In defining past epochs, the traces left by natural disasters such as asteroid collisions or volcanic eruptions have been used for these reference points.

“The starting point should be a signal in the ‘rock’ record that is recognizable globally,” explains Head, professor in Brock’s Department of Earth Sciences.

“The rise of plutonium 239 in the early 1950s seems to give the best global signal,” says Head. “It arises from increasing aboveground nuclear weapons testing at this time. It declined in the early 1960s with the Partial Test Ban Treaty in 1963.”

The release of plutonium from atomic bombs detonated in the 1940s and 50s coincides with what scientists call “the Great Acceleration,” a marked upturn in indicators of population growth, industrialization, and globalization, just after the Second World War.

According to research published January 2016 in the journal Science, the dissemination of black carbon, inorganic ash spheres and other byproducts from fossil fuel combustion shot up in all areas of the globe around 1950.

Polychlorinated biphenyls (PCBs) and polyaromatic hydrocarbons from fertilizer production and use, and contaminants from leaded gas, are also among pollutants found in recent deposits.

“Recent anthropogenic deposits contain new minerals and rock types, reflecting rapid global dissemination of novel materials including elemental aluminum, concrete, and plastics that form abundant, rapidly evolving “technofossils,”” says the January 2016 paper.

Accompanying this are changes to Earth’s biology, including rapid extinction rates of plants and animals and plants and animals being introduced into environments in which they do not naturally occur.

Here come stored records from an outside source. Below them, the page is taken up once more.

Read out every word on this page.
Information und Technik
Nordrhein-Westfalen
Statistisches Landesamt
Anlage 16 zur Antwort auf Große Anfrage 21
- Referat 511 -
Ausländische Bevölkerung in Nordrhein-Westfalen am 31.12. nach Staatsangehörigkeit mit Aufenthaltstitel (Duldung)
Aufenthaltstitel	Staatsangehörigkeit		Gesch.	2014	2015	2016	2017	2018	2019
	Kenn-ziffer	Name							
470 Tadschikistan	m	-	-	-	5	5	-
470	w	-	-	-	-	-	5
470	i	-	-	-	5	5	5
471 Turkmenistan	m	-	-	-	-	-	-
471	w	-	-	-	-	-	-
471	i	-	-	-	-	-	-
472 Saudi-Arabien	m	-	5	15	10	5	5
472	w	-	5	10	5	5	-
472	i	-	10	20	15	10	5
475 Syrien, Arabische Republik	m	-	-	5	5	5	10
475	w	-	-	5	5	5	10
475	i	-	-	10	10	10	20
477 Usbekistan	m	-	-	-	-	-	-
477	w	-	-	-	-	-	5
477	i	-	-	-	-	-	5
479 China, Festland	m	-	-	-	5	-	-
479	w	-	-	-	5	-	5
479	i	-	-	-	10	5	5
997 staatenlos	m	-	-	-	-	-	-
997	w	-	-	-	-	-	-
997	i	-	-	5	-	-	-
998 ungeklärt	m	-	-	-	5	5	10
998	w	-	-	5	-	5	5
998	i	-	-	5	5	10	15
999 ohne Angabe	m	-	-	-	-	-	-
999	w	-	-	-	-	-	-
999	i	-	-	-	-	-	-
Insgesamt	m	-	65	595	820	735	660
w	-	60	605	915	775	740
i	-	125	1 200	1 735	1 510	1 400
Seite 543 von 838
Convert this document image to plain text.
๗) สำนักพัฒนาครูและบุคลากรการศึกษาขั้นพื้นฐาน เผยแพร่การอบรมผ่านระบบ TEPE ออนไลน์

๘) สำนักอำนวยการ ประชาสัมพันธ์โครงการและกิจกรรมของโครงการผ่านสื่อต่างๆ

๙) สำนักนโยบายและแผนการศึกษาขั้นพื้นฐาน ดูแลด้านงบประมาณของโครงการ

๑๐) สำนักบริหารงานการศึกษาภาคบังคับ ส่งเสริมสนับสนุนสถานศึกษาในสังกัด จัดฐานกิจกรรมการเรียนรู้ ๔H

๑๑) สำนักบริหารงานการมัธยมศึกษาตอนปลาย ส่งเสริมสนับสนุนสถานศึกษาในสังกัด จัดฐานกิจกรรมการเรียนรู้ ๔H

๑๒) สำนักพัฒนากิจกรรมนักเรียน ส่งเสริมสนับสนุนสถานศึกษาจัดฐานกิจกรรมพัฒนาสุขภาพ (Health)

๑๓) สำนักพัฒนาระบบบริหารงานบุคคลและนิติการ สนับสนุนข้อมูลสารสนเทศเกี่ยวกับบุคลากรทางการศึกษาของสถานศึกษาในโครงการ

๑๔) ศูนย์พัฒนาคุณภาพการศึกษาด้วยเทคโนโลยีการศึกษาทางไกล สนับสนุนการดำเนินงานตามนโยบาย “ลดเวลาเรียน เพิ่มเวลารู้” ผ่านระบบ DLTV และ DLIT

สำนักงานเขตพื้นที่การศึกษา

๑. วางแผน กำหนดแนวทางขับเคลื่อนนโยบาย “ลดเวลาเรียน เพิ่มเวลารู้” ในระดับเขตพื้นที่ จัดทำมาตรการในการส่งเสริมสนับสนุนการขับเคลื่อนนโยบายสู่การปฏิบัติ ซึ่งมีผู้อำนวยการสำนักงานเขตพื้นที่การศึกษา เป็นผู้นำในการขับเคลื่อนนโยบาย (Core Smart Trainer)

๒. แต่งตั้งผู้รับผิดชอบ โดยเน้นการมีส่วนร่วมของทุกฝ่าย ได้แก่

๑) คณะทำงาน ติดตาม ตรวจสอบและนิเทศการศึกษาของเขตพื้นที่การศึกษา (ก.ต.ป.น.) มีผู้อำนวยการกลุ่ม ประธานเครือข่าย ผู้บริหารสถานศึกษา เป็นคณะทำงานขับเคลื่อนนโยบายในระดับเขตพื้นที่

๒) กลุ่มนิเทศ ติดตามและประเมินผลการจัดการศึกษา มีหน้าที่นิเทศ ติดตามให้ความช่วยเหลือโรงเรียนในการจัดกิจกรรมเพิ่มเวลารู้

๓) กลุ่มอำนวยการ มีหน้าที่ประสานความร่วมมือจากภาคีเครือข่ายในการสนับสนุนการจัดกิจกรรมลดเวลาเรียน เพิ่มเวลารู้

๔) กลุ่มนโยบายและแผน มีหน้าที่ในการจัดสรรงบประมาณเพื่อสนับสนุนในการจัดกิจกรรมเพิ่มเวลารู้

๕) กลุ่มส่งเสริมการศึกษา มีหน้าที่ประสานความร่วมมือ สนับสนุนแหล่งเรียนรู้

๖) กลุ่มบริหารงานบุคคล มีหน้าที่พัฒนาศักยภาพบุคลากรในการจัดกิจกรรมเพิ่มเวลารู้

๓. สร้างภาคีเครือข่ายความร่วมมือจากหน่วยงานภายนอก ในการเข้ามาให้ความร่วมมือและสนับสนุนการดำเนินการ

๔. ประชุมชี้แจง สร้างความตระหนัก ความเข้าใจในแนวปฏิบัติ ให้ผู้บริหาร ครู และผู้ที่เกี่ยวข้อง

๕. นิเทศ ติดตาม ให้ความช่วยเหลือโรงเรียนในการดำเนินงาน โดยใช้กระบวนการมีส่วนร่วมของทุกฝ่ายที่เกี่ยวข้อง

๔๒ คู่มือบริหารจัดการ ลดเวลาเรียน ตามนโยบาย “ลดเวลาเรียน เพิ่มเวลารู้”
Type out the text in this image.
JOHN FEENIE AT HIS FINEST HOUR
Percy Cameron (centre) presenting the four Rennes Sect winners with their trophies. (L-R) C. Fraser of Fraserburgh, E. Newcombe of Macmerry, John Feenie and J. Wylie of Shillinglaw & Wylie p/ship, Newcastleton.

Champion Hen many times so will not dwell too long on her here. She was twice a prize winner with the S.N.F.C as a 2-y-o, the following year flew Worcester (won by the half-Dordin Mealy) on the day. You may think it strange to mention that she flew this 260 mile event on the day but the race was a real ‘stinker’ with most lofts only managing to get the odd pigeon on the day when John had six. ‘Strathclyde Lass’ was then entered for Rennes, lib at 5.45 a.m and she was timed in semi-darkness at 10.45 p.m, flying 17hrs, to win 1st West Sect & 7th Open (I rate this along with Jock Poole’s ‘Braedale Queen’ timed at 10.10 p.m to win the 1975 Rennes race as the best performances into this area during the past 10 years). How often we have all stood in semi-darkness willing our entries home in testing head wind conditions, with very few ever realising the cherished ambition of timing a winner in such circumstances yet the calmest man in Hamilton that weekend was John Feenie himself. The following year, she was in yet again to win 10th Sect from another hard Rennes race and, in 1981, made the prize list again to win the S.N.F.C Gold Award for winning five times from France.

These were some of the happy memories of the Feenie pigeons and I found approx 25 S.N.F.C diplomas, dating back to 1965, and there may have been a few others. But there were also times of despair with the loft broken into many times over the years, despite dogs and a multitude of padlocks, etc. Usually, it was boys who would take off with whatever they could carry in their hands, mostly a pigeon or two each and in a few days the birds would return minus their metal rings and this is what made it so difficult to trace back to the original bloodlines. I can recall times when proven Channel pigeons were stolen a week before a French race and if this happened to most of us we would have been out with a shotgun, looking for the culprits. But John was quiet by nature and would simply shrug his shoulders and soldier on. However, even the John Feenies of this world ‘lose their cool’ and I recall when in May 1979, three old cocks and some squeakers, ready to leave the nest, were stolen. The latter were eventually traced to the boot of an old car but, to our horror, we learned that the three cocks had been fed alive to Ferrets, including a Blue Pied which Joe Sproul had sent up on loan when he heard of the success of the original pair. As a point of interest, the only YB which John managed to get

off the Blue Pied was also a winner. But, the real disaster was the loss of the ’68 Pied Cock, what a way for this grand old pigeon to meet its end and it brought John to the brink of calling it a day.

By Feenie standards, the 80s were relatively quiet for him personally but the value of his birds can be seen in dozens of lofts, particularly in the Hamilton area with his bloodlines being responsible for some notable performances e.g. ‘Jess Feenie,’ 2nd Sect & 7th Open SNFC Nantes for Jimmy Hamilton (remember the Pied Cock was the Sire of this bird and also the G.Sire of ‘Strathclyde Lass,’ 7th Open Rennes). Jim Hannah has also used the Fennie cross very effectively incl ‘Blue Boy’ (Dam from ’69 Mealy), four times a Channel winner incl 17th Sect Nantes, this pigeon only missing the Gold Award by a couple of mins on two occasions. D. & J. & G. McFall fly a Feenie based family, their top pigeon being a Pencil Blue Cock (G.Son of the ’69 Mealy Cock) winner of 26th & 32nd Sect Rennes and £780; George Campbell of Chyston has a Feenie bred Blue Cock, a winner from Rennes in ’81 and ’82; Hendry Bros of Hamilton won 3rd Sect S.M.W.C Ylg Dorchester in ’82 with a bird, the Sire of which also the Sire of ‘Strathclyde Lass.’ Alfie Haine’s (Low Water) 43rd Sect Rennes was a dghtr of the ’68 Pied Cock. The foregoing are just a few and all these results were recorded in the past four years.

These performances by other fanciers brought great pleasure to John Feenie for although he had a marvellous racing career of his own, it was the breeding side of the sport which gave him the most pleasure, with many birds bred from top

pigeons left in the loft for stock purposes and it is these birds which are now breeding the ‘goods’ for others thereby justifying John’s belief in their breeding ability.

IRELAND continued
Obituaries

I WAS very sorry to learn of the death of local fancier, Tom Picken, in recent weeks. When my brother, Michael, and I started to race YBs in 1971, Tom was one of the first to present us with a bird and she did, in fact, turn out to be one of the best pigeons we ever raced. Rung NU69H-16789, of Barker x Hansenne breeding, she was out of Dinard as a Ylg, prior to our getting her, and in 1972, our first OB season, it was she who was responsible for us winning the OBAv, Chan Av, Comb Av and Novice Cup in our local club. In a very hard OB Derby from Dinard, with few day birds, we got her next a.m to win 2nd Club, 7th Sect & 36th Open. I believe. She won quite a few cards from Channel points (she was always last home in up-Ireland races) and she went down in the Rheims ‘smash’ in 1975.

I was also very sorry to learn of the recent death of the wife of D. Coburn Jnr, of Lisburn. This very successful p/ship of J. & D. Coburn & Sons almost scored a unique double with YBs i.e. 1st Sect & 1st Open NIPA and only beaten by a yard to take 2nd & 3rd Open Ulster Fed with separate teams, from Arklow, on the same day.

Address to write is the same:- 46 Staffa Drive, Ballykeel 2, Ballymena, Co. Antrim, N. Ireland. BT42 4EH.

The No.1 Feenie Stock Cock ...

Rising global temperatures and sea levels are also part of this new era.

All of these changes have led the Anthropocene Working Group (AWG) to recommend that a new epoch be added to the Earth’s official timescale: the Anthropocene.

According to the current timescale, Earth is in the Holocene epoch, which began 11,700 years ago after the last major ice age.

The AWG will urge the International Commission on Stratigraphy (ICS) to add the Anthropocene epoch to the chart.

The ICS is the body within the International Union of Geological Sciences that determines Earth’s official timescale.

Head explains that it might be two or three years before the AWG submits its final proposal; the ICS then has to vote on the proposal and a few other processes need to take place “before the Anthropocene is finally accepted as part of the International Geological Time Scale.”

Scientists generally agree about the Anthropocene as a broad concept, but they differ on when it began and whether it should be an official unit of the geological time scale.